If you have been following mortgage loan interest rate trends recently, you know that FHA mortgage loan rates have been at historic lows and that last week there was a fairly significant market correction to rates.
Fast forward to the end of last week and we see what some finance blogs are describing as a “correction to the correction”; FHA mortgage loan rates (best execution) were reported down from 3.5% to a best execution 3.375%.
And for those who already have home loans, the temptation to refinance at the current time to take advantage of mortgage loan interest rates is strong; who wouldn’t want to save more money on their monthly payments or take equity out of the home in cash?
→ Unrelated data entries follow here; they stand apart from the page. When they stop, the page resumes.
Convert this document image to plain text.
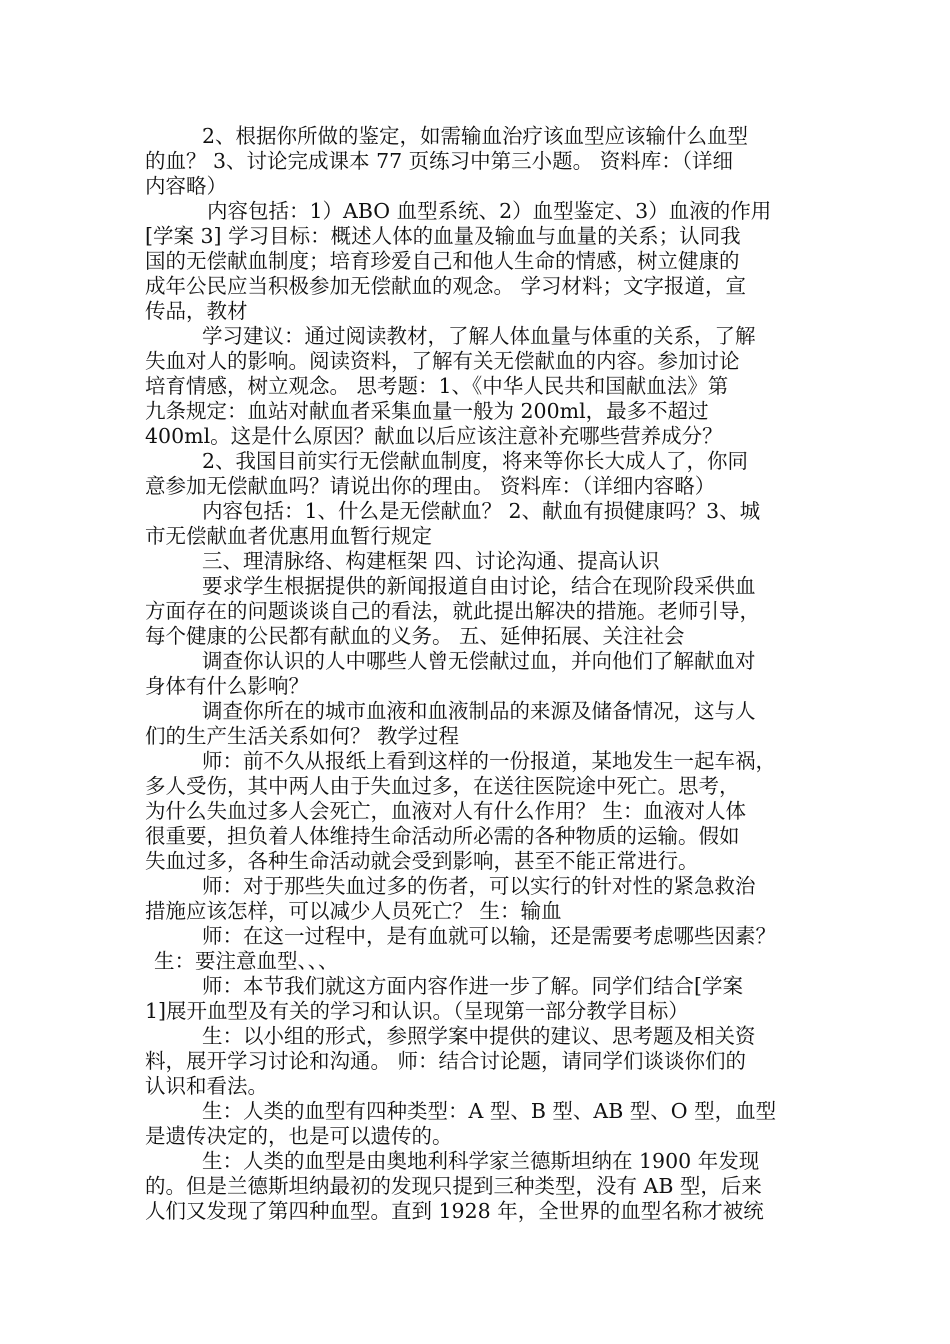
2、根据你所做的鉴定，如需输血治疗该血型应该输什么血型
的血？ 3、讨论完成课本 77 页练习中第三小题。 资料库：（详细
内容略）
内容包括：1）ABO 血型系统、2）血型鉴定、3）血液的作用
[学案 3] 学习目标：概述人体的血量及输血与血量的关系；认同我
国的无偿献血制度；培育珍爱自己和他人生命的情感，树立健康的
成年公民应当积极参加无偿献血的观念。 学习材料；文字报道，宣
传品，教材
学习建议：通过阅读教材，了解人体血量与体重的关系，了解
失血对人的影响。阅读资料，了解有关无偿献血的内容。参加讨论
培育情感，树立观念。 思考题：1、《中华人民共和国献血法》第
九条规定：血站对献血者采集血量一般为 200ml，最多不超过
400ml。这是什么原因？献血以后应该注意补充哪些营养成分？
2、我国目前实行无偿献血制度，将来等你长大成人了，你同
意参加无偿献血吗？请说出你的理由。 资料库：（详细内容略）
内容包括：1、什么是无偿献血？ 2、献血有损健康吗？3、城
市无偿献血者优惠用血暂行规定
三、理清脉络、构建框架 四、讨论沟通、提高认识
要求学生根据提供的新闻报道自由讨论，结合在现阶段采供血
方面存在的问题谈谈自己的看法，就此提出解决的措施。老师引导，
每个健康的公民都有献血的义务。 五、延伸拓展、关注社会
调查你认识的人中哪些人曾无偿献过血，并向他们了解献血对
身体有什么影响？
调查你所在的城市血液和血液制品的来源及储备情况，这与人
们的生产生活关系如何？ 教学过程
师：前不久从报纸上看到这样的一份报道，某地发生一起车祸，
多人受伤，其中两人由于失血过多，在送往医院途中死亡。思考，
为什么失血过多人会死亡，血液对人有什么作用？ 生：血液对人体
很重要，担负着人体维持生命活动所必需的各种物质的运输。假如
失血过多，各种生命活动就会受到影响，甚至不能正常进行。
师：对于那些失血过多的伤者，可以实行的针对性的紧急救治
措施应该怎样，可以减少人员死亡？ 生：输血
师：在这一过程中，是有血就可以输，还是需要考虑哪些因素？
生：要注意血型、、、
师：本节我们就这方面内容作进一步了解。同学们结合[学案
1]展开血型及有关的学习和认识。（呈现第一部分教学目标）
生：以小组的形式，参照学案中提供的建议、思考题及相关资
料，展开学习讨论和沟通。 师：结合讨论题，请同学们谈谈你们的
认识和看法。
生：人类的血型有四种类型：A 型、B 型、AB 型、O 型，血型
是遗传决定的，也是可以遗传的。
生：人类的血型是由奥地利科学家兰德斯坦纳在 1900 年发现
的。但是兰德斯坦纳最初的发现只提到三种类型，没有 AB 型，后来
人们又发现了第四种血型。直到 1928 年，全世界的血型名称才被统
Refinancing to make upgrades and improvements to a home is also possible with an FHA mortgage, but none of the transactions we’ve described so far require you to have an existing FHA mortgage–you can refinance a non-FHA mortgage if you are financially qualified.
A Good Question To Ask A Lender
Are you thinking of a mortgage loan to take advantage of the recent current rates? As we head into October many finance writers are convinced we will see some sort of significant change in mortgage rates but no one seems prepared to commit to saying which way rates will swing.
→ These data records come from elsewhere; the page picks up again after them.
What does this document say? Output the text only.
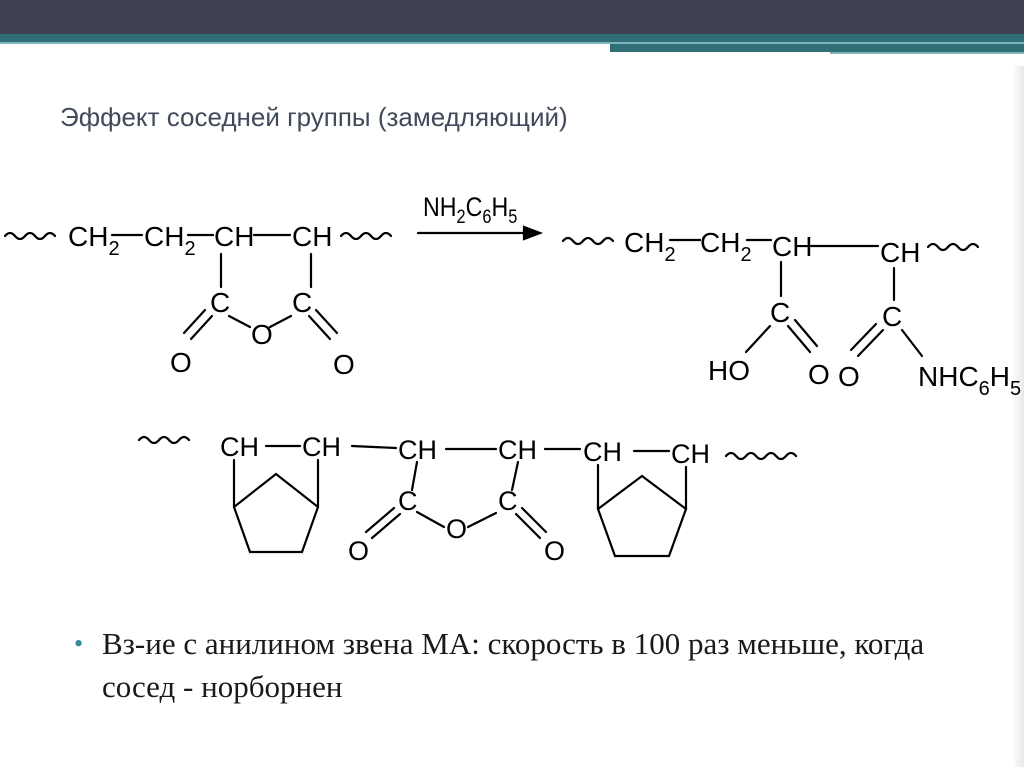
Эффект соседней группы (замедляющий)
$NH_2C_6H_5$
$CH_2$ $CH_2$ CH CH
C C
O
O	O
$CH_2$ $CH_2$ CH CH
C	C
HO O O $NHC_6H_5$
CH CH CH CH CH CH
C	C
O
O	O
• Вз-ие с анилином звена МА: скорость в 100 раз меньше, когда сосед - норборнен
With that in mind, it is a very good idea to pull a free copy of your credit report, learn your FICO scores, and present what you to know to a loan officer with a question:
How close can you get to the best execution interest rate advertised today with the credit scores in your current report? Should you realistically expect the most competitive rate? And if not, what rates should you expect to be offered?
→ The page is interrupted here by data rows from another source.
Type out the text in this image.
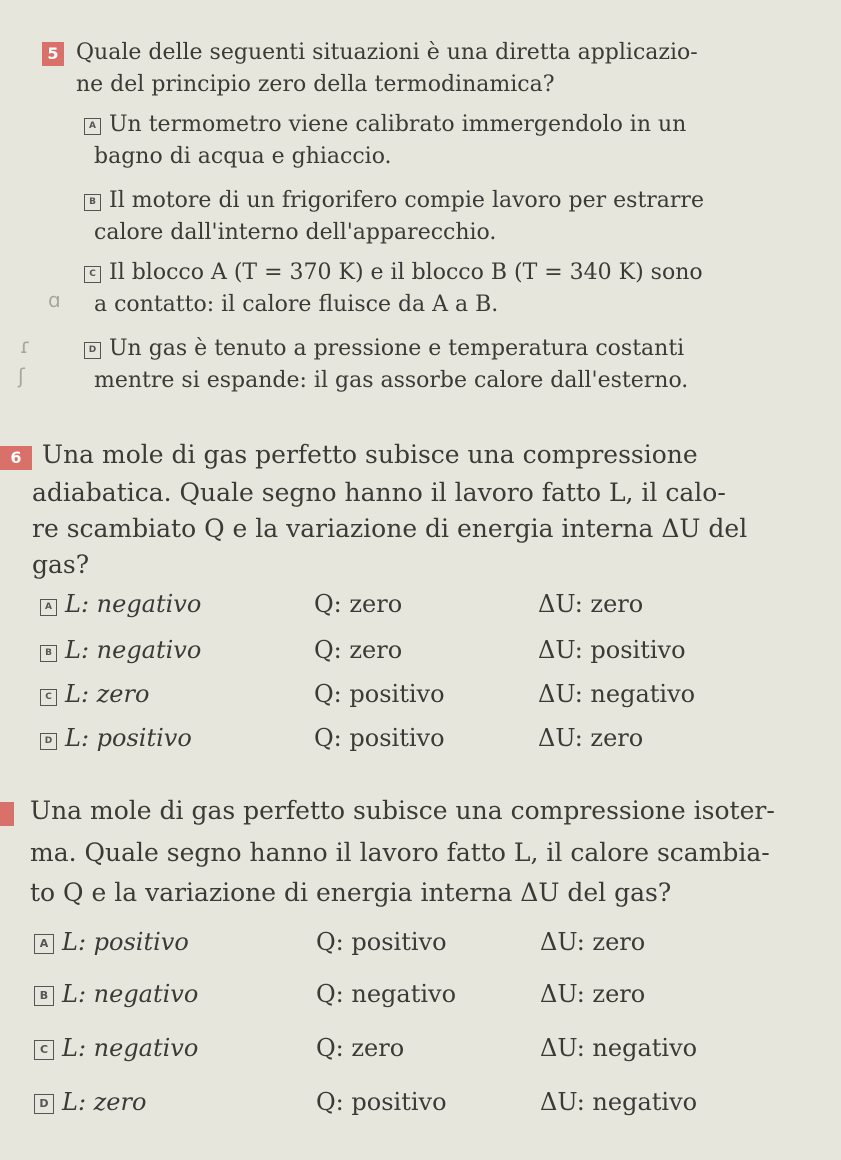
5 Quale delle seguenti situazioni è una diretta applicazio-
ne del principio zero della termodinamica?
A Un termometro viene calibrato immergendolo in un
bagno di acqua e ghiaccio.
B Il motore di un frigorifero compie lavoro per estrarre
calore dall'interno dell'apparecchio.
C Il blocco A (T = 370 K) e il blocco B (T = 340 K) sono
a contatto: il calore fluisce da A a B.
D Un gas è tenuto a pressione e temperatura costanti
mentre si espande: il gas assorbe calore dall'esterno.
ɑ
ɾ
ʃ
6 Una mole di gas perfetto subisce una compressione
adiabatica. Quale segno hanno il lavoro fatto L, il calo-
re scambiato Q e la variazione di energia interna ΔU del
gas?
A L: negativo	Q: zero	ΔU: zero
B L: negativo	Q: zero	ΔU: positivo
C L: zero	Q: positivo	ΔU: negativo
D L: positivo	Q: positivo	ΔU: zero
Una mole di gas perfetto subisce una compressione isoter-
ma. Quale segno hanno il lavoro fatto L, il calore scambia-
to Q e la variazione di energia interna ΔU del gas?
A L: positivo	Q: positivo	ΔU: zero
B L: negativo	Q: negativo	ΔU: zero
C L: negativo	Q: zero	ΔU: negativo
D L: zero	Q: positivo	ΔU: negativo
You may or may not get a direct answer–after all, until you actually apply for the loan, your credit scores remain important, but where interest rates are concerned, the scores you come to the bargaining table with at application time are the most important ones.
A lender may not be willing to commit to a specific number, but at least try to get a hypothetical to see where you are at in the home buying process; “needs work” credit-wise, or not.
Remember that your FICO scores will play an important part in the interest rate you are offered, but FICO scores also help establish your eligibility for the lowest possible down payment, so it’s vital to work on your credit long in advance of your loan.